Whether one has loaned money to another, thereby becoming a lender, is a factual determination. The trial court did not find that the Baskes had loaned any money to the Russells; nor did the Russells testify that they thought they had borrowed any money from the Baskes. There is no evidence in this record to sustain the conclusion of the majority that the relationship of borrower and lender existed between the Russells and the Baskes.

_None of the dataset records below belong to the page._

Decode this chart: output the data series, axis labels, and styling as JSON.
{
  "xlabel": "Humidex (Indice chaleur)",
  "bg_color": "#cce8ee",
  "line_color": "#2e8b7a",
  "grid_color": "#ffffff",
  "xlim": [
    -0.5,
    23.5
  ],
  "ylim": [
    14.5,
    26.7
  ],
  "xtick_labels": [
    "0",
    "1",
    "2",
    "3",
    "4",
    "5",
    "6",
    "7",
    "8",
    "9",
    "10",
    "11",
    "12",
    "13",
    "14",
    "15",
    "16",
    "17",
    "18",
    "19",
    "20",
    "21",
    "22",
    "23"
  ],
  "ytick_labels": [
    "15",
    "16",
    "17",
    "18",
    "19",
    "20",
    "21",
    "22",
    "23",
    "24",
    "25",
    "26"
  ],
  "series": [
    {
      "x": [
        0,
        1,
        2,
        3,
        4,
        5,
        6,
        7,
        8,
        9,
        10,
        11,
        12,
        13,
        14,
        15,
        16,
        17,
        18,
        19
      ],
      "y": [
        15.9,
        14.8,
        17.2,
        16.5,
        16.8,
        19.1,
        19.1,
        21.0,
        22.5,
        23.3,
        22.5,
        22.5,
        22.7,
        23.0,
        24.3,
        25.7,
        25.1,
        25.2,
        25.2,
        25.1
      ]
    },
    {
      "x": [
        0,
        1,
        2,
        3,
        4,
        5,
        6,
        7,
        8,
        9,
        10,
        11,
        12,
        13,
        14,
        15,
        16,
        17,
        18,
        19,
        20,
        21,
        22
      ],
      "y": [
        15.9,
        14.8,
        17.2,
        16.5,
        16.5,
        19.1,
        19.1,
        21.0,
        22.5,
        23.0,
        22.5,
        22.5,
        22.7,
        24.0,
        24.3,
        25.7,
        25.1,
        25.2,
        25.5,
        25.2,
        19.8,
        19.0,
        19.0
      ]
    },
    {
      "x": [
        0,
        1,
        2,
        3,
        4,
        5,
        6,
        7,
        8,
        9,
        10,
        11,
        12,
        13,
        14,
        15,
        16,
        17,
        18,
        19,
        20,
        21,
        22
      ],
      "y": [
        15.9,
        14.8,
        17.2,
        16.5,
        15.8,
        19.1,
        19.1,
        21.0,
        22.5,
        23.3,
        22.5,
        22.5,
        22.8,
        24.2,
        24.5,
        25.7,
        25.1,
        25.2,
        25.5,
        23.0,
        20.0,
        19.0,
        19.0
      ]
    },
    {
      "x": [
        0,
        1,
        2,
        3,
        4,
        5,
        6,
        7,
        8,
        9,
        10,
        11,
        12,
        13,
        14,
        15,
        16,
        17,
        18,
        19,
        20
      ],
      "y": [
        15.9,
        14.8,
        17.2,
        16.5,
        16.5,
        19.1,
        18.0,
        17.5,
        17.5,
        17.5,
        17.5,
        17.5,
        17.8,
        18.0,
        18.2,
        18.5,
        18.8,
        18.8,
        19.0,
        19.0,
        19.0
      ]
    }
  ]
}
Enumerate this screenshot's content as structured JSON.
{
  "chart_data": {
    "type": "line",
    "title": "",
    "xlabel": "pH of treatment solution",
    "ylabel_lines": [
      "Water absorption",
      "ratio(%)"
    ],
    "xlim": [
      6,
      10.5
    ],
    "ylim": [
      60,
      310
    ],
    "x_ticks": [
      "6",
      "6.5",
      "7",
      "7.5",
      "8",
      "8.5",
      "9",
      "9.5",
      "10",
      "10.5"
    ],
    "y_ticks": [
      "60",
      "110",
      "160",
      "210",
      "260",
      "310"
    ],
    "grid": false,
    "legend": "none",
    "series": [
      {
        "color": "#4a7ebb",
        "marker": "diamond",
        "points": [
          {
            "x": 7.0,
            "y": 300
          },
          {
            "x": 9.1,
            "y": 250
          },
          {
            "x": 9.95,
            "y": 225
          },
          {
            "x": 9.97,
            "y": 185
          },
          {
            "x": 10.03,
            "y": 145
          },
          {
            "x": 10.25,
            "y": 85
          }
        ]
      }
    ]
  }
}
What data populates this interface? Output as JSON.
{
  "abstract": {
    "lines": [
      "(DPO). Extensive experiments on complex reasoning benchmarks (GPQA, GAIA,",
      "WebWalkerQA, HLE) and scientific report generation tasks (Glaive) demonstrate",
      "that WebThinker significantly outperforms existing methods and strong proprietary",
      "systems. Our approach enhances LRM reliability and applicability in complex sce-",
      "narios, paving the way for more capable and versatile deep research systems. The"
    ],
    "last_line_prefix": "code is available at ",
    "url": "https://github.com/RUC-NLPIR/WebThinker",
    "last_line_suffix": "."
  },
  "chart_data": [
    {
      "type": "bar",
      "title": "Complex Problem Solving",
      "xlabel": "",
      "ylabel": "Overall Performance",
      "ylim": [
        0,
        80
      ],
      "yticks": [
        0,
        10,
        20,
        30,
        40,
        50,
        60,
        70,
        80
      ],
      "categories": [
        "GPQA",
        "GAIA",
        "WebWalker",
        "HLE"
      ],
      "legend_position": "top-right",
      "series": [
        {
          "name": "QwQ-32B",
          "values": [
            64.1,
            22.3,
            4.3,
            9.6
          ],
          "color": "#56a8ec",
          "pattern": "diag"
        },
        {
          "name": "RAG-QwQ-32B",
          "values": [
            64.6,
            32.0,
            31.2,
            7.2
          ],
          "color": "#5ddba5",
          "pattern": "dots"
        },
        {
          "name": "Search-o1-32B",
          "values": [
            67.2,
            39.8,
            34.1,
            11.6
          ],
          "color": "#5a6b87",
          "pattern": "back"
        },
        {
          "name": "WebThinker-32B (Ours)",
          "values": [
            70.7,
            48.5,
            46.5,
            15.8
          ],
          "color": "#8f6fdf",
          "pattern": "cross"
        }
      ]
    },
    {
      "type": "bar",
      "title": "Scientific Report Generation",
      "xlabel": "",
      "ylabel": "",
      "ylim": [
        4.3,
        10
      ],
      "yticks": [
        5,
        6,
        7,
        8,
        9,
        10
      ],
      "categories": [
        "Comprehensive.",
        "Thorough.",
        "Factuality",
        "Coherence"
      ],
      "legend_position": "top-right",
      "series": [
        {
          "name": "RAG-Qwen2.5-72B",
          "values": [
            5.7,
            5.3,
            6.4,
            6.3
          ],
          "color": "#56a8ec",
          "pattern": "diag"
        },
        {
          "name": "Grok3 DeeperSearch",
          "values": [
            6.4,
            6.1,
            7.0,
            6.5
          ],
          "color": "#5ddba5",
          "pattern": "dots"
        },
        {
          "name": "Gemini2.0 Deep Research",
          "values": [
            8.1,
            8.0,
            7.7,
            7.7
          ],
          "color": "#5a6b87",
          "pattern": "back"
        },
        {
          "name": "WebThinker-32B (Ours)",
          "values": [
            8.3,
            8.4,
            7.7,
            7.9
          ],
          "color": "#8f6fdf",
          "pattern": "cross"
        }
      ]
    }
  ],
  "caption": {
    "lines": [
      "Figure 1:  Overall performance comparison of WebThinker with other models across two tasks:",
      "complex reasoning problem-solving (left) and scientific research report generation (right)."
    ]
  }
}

(5) The majority put their stamp of approval on deceit and misconduct. It is conceded that the Russells and Mrs. Henderson entered into an illegal transaction, in that the Russells knowingly executed a note and mortgage to Mrs. Henderson for which she gave no consideration. In furtherance of their deceptive conduct, the mortgage was recorded so that it gave notice to the world that Mrs. Henderson was the owner of a second mortgage on the Russells' property. To accomplish their fraudulent design, they then offered to sell the note and mortgage through their broker, Stevens-Norton, Inc., at a 6 per cent discount. The Baskes were not aware of this subterfuge, and were innocent purchasers for value.
The majority state: "The net amount made available to the defendant [Russell] was $4,750. After the defendant had repaid $550 of this amount, he defaulted." The court awarded judgment against the Russells in the sum of $1,808. Therefore, the Russells were unjustly enriched, as a result of their own misconduct, in the amount of $2,392.

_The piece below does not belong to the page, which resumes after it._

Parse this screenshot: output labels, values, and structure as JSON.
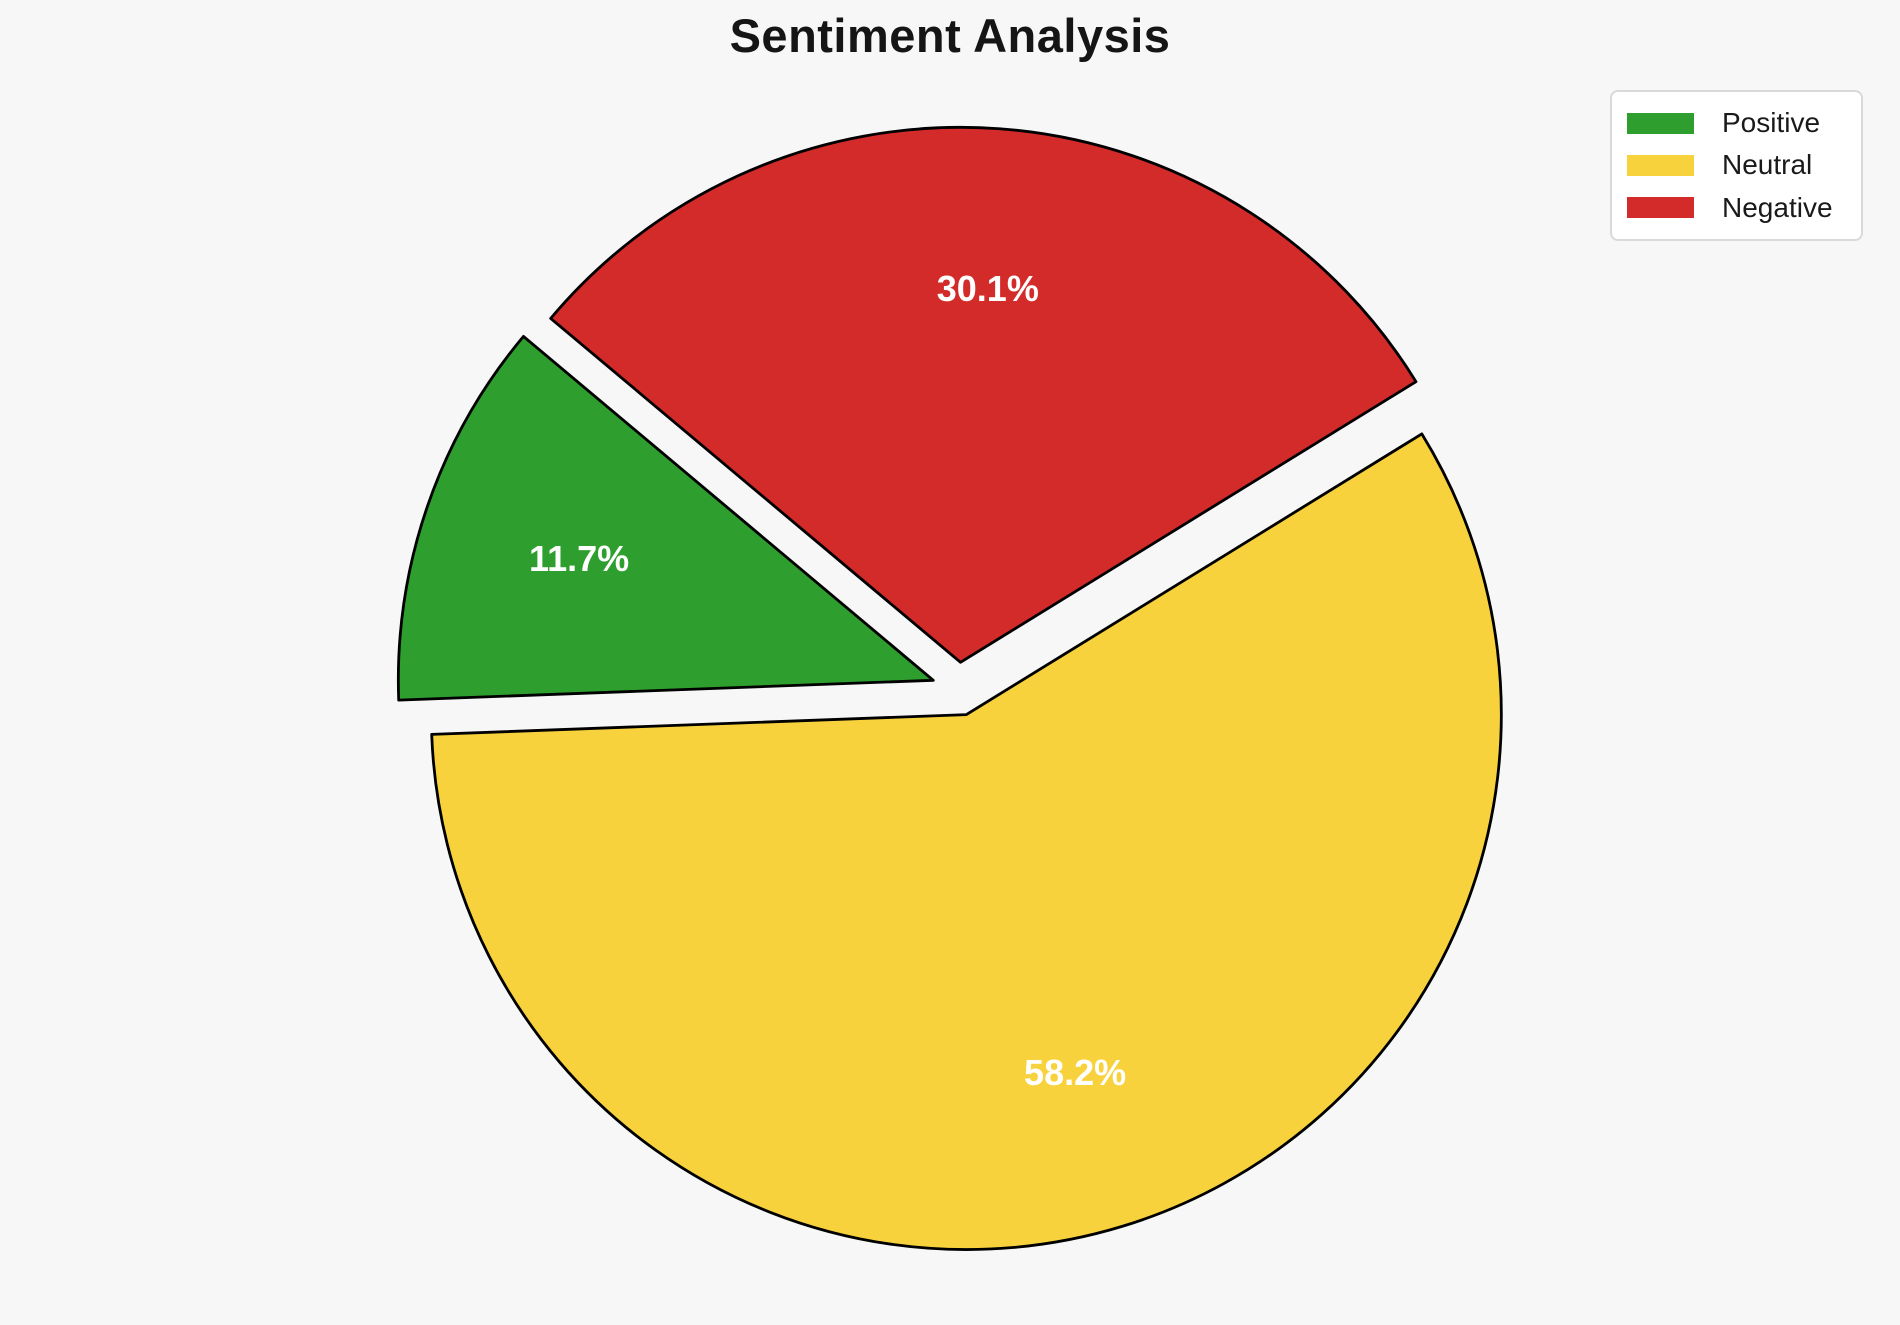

It has never been the policy of this court to reward dishonesty and penalize the victim. Scroggin v. Worthy, 51 Wn.2d 119, 316 P.2d 480 (1957); Wooddy v. Benton Water Co., 54 Wn. 124, 102 P. 1054 (1909).

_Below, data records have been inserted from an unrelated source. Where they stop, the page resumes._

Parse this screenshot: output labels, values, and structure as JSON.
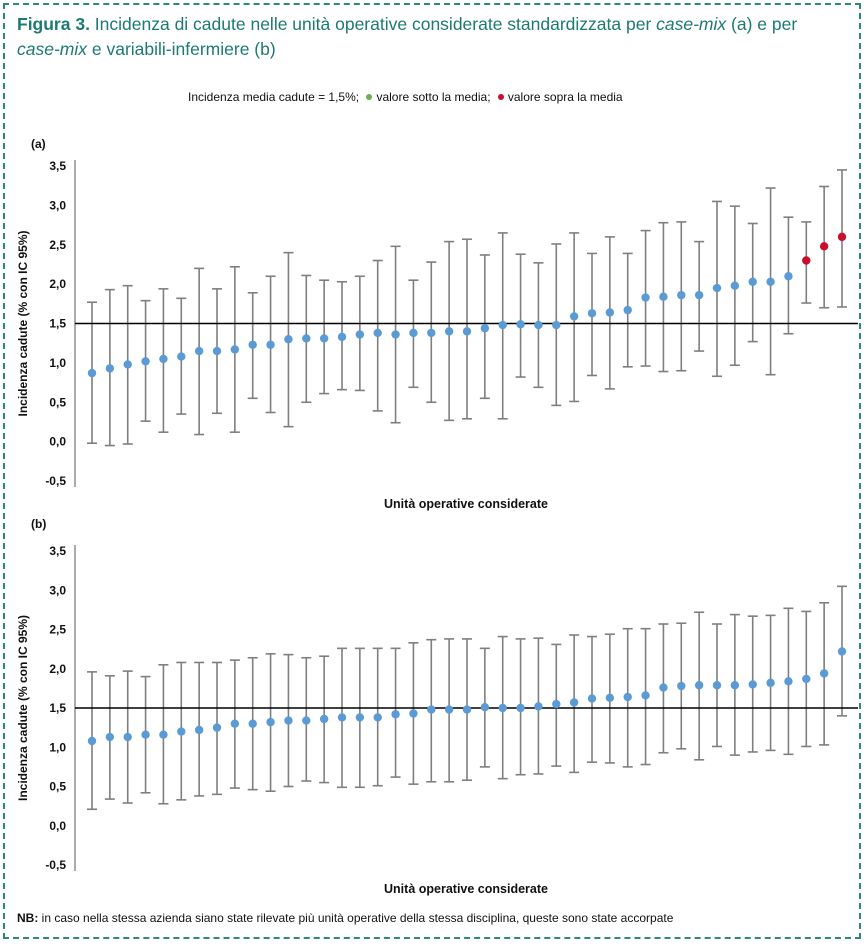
{
  "figure": {
    "label": "Figura 3.",
    "title_part1": " Incidenza di cadute nelle unità operative considerate standardizzata per ",
    "title_italic1": "case-mix",
    "title_part2": " (a) e per ",
    "title_italic2": "case-mix",
    "title_part3": " e variabili-infermiere (b)"
  },
  "legend": {
    "text_mean": "Incidenza media cadute = 1,5%;",
    "below_label": "valore sotto la media;",
    "above_label": "valore sopra la media",
    "below_color": "#6ab04c",
    "above_color": "#c8102e"
  },
  "note": {
    "label": "NB:",
    "text": " in caso nella stessa azienda siano state rilevate più unità operative della stessa disciplina, queste sono state accorpate"
  },
  "colors": {
    "point_default": "#5b9bd5",
    "point_above": "#c8102e",
    "errorbar": "#7f7f7f",
    "mean_line": "#000000",
    "frame": "#2e8a74",
    "title": "#1c7a73"
  },
  "chart_data": [
    {
      "type": "scatter",
      "panel_label": "(a)",
      "xlabel": "Unità operative considerate",
      "ylabel": "Incidenza cadute (% con IC 95%)",
      "ylim": [
        -0.5,
        3.5
      ],
      "yticks": [
        "-0,5",
        "0,0",
        "0,5",
        "1,0",
        "1,5",
        "2,0",
        "2,5",
        "3,0",
        "3,5"
      ],
      "reference_line": 1.5,
      "values": [
        0.87,
        0.93,
        0.98,
        1.02,
        1.05,
        1.08,
        1.15,
        1.15,
        1.17,
        1.23,
        1.23,
        1.3,
        1.31,
        1.31,
        1.33,
        1.36,
        1.38,
        1.36,
        1.38,
        1.38,
        1.4,
        1.4,
        1.44,
        1.48,
        1.49,
        1.48,
        1.48,
        1.59,
        1.63,
        1.64,
        1.67,
        1.83,
        1.84,
        1.86,
        1.86,
        1.95,
        1.98,
        2.03,
        2.03,
        2.1,
        2.3,
        2.48,
        2.6
      ],
      "lower": [
        -0.02,
        -0.05,
        -0.03,
        0.26,
        0.12,
        0.35,
        0.09,
        0.36,
        0.12,
        0.55,
        0.37,
        0.19,
        0.5,
        0.61,
        0.66,
        0.65,
        0.39,
        0.24,
        0.69,
        0.5,
        0.27,
        0.29,
        0.55,
        0.29,
        0.82,
        0.69,
        0.46,
        0.51,
        0.84,
        0.67,
        0.95,
        0.96,
        0.89,
        0.9,
        1.15,
        0.83,
        0.97,
        1.27,
        0.85,
        1.37,
        1.76,
        1.7,
        1.71
      ],
      "upper": [
        1.77,
        1.93,
        1.98,
        1.79,
        1.94,
        1.82,
        2.2,
        1.94,
        2.22,
        1.89,
        2.1,
        2.4,
        2.11,
        2.05,
        2.03,
        2.1,
        2.3,
        2.48,
        2.05,
        2.28,
        2.54,
        2.57,
        2.37,
        2.65,
        2.38,
        2.27,
        2.51,
        2.65,
        2.39,
        2.6,
        2.39,
        2.68,
        2.78,
        2.79,
        2.54,
        3.05,
        2.99,
        2.77,
        3.22,
        2.85,
        2.79,
        3.24,
        3.45
      ],
      "above_mean_from_index": 40,
      "grid": false,
      "legend": "top-center"
    },
    {
      "type": "scatter",
      "panel_label": "(b)",
      "xlabel": "Unità operative considerate",
      "ylabel": "Incidenza cadute (% con IC 95%)",
      "ylim": [
        -0.5,
        3.5
      ],
      "yticks": [
        "-0,5",
        "0,0",
        "0,5",
        "1,0",
        "1,5",
        "2,0",
        "2,5",
        "3,0",
        "3,5"
      ],
      "reference_line": 1.5,
      "values": [
        1.08,
        1.13,
        1.13,
        1.16,
        1.16,
        1.2,
        1.22,
        1.25,
        1.3,
        1.3,
        1.32,
        1.34,
        1.34,
        1.36,
        1.38,
        1.38,
        1.38,
        1.42,
        1.43,
        1.48,
        1.48,
        1.48,
        1.51,
        1.5,
        1.5,
        1.52,
        1.55,
        1.57,
        1.62,
        1.63,
        1.64,
        1.66,
        1.76,
        1.78,
        1.79,
        1.79,
        1.79,
        1.8,
        1.82,
        1.84,
        1.87,
        1.94,
        2.22
      ],
      "lower": [
        0.21,
        0.34,
        0.29,
        0.42,
        0.28,
        0.33,
        0.38,
        0.4,
        0.48,
        0.46,
        0.44,
        0.5,
        0.57,
        0.55,
        0.49,
        0.49,
        0.51,
        0.62,
        0.53,
        0.56,
        0.56,
        0.58,
        0.75,
        0.6,
        0.65,
        0.66,
        0.76,
        0.68,
        0.81,
        0.8,
        0.75,
        0.78,
        0.93,
        0.98,
        0.84,
        1.01,
        0.9,
        0.94,
        0.96,
        0.91,
        1.01,
        1.03,
        1.4
      ],
      "upper": [
        1.96,
        1.91,
        1.97,
        1.9,
        2.05,
        2.08,
        2.08,
        2.08,
        2.11,
        2.14,
        2.19,
        2.18,
        2.14,
        2.16,
        2.26,
        2.26,
        2.26,
        2.26,
        2.33,
        2.37,
        2.38,
        2.38,
        2.26,
        2.41,
        2.38,
        2.39,
        2.31,
        2.43,
        2.41,
        2.44,
        2.51,
        2.51,
        2.57,
        2.58,
        2.72,
        2.57,
        2.69,
        2.67,
        2.68,
        2.77,
        2.73,
        2.84,
        3.05
      ],
      "above_mean_from_index": null,
      "grid": false
    }
  ]
}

I agree with the majority that the commission charged by Stevens-Norton, Inc., is an unconscionable fee. However, regulation of these investment brokers is a legislative matter. If the Russells and Mrs. Henderson were over-reached by their agent, they have a cause of action against Stevens-Norton, Inc.
For the reasons stated, the judgment of the trial court should be reversed.
HILL, WEAVER, and HUNTER, JJ., concur in the result of the dissent.